Pour son travail de diplôme, une jeune graphiste réalise un travail personnel d’approfondissement, à travers lequel elle raconte son parcours avec des grands-parents sourds. Un touchant hommage et un hymne à la vie de famille.

Ines Barrionuevo, diplômée de l’école d’arts appliqués de la Chaux-de-Fonds l’an dernier, a réalisé un poignant ouvrage pour ses examens finaux, inspiré par le handicap de ses grands-parents sourds. « Il m’est paru évident de relater mon expérience depuis ma tendre enfance jusqu’à aujourd’hui, et celle de mes proches, ainsi que la difficulté de communiquer qui chamboule l’aspect relationnel et émotionnel familial », explique la jeune femme de dix-neuf ans.

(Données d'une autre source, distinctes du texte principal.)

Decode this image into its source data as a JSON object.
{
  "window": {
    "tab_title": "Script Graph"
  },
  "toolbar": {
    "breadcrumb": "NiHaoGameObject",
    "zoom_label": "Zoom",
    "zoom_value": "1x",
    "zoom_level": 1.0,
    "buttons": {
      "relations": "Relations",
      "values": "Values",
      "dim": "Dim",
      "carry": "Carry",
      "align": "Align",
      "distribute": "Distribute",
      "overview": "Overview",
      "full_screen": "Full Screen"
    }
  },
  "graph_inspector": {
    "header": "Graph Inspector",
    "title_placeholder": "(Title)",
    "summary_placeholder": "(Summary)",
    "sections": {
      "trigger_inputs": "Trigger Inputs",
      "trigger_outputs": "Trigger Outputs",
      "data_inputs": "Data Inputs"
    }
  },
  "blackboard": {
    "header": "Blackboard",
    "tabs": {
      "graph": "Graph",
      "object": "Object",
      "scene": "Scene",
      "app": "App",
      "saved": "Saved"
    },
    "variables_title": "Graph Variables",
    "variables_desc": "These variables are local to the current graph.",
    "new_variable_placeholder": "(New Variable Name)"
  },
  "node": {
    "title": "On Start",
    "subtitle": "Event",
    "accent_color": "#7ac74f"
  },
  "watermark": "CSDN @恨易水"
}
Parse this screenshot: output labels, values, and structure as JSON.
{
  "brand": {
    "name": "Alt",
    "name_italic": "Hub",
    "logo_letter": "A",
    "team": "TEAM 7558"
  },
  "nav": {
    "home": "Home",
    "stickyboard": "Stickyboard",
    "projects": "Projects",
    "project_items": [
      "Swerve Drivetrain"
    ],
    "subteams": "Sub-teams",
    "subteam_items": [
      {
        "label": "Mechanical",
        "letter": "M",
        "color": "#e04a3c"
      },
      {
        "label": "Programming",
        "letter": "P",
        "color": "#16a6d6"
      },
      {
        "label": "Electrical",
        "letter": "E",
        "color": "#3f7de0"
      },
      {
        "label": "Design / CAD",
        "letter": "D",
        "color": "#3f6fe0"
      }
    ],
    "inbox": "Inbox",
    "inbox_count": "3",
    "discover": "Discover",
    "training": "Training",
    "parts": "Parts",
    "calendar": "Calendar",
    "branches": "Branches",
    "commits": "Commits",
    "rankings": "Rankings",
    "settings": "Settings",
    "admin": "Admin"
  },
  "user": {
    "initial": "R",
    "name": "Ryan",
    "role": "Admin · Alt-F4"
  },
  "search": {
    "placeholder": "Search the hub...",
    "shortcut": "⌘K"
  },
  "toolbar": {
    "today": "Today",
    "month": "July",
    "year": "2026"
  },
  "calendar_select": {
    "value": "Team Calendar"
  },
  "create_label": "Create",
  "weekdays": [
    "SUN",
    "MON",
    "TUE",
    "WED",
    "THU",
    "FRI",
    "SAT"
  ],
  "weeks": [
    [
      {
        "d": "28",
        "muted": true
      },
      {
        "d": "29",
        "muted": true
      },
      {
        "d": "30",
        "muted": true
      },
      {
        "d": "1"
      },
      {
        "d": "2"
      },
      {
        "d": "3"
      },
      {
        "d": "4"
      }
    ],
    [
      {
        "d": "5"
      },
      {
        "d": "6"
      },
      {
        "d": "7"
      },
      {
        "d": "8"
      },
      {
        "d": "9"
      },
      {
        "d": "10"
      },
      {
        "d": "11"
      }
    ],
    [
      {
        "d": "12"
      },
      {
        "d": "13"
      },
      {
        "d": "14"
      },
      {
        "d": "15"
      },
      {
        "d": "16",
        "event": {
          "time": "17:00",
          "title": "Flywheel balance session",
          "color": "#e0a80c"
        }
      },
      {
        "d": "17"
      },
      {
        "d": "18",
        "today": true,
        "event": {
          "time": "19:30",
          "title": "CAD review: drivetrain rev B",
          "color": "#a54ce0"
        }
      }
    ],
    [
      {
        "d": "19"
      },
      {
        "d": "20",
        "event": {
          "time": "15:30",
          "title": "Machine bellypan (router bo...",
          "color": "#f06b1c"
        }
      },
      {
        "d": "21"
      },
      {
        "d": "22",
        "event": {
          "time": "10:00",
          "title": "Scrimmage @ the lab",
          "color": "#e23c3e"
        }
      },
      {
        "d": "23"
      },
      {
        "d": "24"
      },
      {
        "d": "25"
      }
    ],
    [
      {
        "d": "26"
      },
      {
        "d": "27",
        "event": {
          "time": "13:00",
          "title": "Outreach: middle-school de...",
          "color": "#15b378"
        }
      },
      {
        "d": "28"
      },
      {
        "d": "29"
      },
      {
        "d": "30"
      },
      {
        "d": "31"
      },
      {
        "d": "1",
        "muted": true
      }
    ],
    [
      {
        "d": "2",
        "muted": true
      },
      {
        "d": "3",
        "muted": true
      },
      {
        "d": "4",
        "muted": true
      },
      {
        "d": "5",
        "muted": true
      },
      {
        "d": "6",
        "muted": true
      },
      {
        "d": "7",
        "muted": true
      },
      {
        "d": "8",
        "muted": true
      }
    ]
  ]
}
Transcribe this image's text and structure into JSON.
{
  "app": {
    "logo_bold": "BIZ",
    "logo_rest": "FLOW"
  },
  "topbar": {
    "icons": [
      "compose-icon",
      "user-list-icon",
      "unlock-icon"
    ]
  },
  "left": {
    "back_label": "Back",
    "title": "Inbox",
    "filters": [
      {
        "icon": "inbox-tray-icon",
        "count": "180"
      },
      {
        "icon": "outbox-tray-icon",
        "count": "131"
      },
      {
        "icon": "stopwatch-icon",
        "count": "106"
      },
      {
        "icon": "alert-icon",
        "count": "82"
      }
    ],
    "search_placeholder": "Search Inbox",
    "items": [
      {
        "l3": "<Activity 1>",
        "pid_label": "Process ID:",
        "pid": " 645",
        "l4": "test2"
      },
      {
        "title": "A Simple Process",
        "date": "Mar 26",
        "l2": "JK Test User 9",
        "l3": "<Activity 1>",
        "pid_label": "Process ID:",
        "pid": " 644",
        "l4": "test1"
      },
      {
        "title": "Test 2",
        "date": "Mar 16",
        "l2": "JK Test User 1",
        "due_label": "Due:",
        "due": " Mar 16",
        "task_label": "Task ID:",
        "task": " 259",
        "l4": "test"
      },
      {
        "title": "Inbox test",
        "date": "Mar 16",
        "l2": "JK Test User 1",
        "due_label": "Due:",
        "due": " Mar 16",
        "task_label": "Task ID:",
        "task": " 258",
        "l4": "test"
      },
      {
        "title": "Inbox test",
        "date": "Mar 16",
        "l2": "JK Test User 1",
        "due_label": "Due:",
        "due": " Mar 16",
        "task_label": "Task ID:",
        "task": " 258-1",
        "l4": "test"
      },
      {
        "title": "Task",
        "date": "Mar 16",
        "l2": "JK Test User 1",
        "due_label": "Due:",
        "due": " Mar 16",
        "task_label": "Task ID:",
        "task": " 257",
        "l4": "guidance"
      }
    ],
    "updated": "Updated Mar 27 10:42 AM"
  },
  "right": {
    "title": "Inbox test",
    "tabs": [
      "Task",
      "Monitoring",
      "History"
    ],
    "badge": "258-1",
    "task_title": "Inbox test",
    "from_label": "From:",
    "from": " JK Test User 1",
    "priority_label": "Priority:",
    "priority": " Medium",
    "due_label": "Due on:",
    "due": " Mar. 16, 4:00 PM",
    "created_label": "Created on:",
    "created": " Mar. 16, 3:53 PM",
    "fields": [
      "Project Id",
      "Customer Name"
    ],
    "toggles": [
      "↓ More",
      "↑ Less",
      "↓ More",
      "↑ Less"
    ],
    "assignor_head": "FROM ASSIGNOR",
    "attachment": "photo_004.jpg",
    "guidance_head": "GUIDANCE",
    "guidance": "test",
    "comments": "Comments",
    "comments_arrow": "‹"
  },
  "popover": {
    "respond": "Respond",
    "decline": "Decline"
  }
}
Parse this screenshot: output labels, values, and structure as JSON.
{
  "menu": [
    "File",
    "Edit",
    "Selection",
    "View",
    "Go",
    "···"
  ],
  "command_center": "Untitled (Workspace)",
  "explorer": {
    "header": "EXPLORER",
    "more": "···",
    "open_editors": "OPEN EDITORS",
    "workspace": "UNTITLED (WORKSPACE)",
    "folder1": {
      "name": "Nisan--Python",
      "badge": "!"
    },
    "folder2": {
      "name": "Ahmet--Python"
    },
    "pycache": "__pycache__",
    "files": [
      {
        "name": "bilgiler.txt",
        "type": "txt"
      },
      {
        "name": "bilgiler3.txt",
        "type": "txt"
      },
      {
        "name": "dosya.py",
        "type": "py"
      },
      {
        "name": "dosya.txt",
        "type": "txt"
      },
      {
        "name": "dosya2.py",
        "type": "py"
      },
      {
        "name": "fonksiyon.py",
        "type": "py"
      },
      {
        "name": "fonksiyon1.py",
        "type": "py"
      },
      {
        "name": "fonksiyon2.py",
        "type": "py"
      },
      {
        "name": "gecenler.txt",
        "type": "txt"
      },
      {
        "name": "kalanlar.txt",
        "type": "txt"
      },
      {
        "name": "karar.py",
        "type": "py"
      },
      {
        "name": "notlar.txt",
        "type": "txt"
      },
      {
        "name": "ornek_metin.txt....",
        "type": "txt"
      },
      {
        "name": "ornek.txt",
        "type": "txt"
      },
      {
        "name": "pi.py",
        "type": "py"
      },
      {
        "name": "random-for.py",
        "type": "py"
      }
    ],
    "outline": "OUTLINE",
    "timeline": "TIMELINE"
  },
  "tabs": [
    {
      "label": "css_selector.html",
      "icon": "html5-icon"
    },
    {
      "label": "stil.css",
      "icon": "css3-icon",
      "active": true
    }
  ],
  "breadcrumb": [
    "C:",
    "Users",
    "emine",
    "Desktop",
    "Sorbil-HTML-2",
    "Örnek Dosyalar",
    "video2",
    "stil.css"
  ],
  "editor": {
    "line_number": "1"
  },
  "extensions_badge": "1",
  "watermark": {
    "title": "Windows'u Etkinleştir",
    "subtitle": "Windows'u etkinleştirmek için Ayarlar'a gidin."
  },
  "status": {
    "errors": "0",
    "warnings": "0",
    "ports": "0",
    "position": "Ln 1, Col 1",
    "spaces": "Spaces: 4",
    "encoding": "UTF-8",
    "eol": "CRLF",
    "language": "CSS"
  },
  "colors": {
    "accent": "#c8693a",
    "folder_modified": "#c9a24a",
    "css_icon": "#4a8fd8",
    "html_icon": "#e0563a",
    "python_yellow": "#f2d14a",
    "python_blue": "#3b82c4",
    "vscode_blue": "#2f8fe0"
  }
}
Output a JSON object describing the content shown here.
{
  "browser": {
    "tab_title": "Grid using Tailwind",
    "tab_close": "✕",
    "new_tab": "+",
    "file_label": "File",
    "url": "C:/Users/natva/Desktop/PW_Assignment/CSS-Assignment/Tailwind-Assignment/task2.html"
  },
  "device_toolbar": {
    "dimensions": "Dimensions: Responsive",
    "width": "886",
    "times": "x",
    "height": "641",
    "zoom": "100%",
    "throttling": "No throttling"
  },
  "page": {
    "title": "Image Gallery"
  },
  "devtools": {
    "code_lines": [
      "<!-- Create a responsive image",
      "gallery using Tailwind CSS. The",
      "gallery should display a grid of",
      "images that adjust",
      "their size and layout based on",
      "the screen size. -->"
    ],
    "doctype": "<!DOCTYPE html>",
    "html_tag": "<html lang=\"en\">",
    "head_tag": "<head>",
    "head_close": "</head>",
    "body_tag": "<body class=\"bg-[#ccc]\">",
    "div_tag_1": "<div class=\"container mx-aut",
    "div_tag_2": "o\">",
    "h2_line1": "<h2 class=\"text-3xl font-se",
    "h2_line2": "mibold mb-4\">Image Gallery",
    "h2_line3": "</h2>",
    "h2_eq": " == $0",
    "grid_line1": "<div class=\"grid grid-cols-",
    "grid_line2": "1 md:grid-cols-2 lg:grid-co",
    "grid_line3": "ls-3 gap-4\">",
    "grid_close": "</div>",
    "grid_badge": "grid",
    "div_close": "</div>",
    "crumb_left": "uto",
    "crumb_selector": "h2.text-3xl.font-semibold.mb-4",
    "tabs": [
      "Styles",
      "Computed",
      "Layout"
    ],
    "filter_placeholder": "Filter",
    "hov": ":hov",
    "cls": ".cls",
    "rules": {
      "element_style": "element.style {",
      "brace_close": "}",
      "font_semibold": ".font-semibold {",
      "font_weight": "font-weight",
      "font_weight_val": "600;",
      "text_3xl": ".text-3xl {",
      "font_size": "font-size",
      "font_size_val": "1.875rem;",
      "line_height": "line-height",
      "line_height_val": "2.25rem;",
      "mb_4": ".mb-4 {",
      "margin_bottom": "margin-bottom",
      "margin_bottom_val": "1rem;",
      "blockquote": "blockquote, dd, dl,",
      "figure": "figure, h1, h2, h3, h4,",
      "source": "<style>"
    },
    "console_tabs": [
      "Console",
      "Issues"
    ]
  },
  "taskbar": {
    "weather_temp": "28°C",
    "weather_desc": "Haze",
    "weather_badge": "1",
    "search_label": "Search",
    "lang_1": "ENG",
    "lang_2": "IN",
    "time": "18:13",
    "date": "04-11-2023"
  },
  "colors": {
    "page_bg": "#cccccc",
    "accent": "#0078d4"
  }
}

Pour elle, la famille est l’essence même de l’éducation. Inès a passé la plupart de son temps entourée des siens, grandissant dans un quartier isolé où il était difficile de se socialiser. « Nous entretenons une relation très différente d’une famille d’entendants, car nos pensées, notre mode de vie, nos réactions et nos émotions diffèrent. J’entends par-là qu’en langage parlé, la communication est moins intense, animée et caricaturale, alors que l’apprentissage d’une langue universelle en évolution constante, me permet de mieux comprendre les gens par leurs gestes, leurs traits de caractère, leurs expressions accédant à un tout autre mode de communication ».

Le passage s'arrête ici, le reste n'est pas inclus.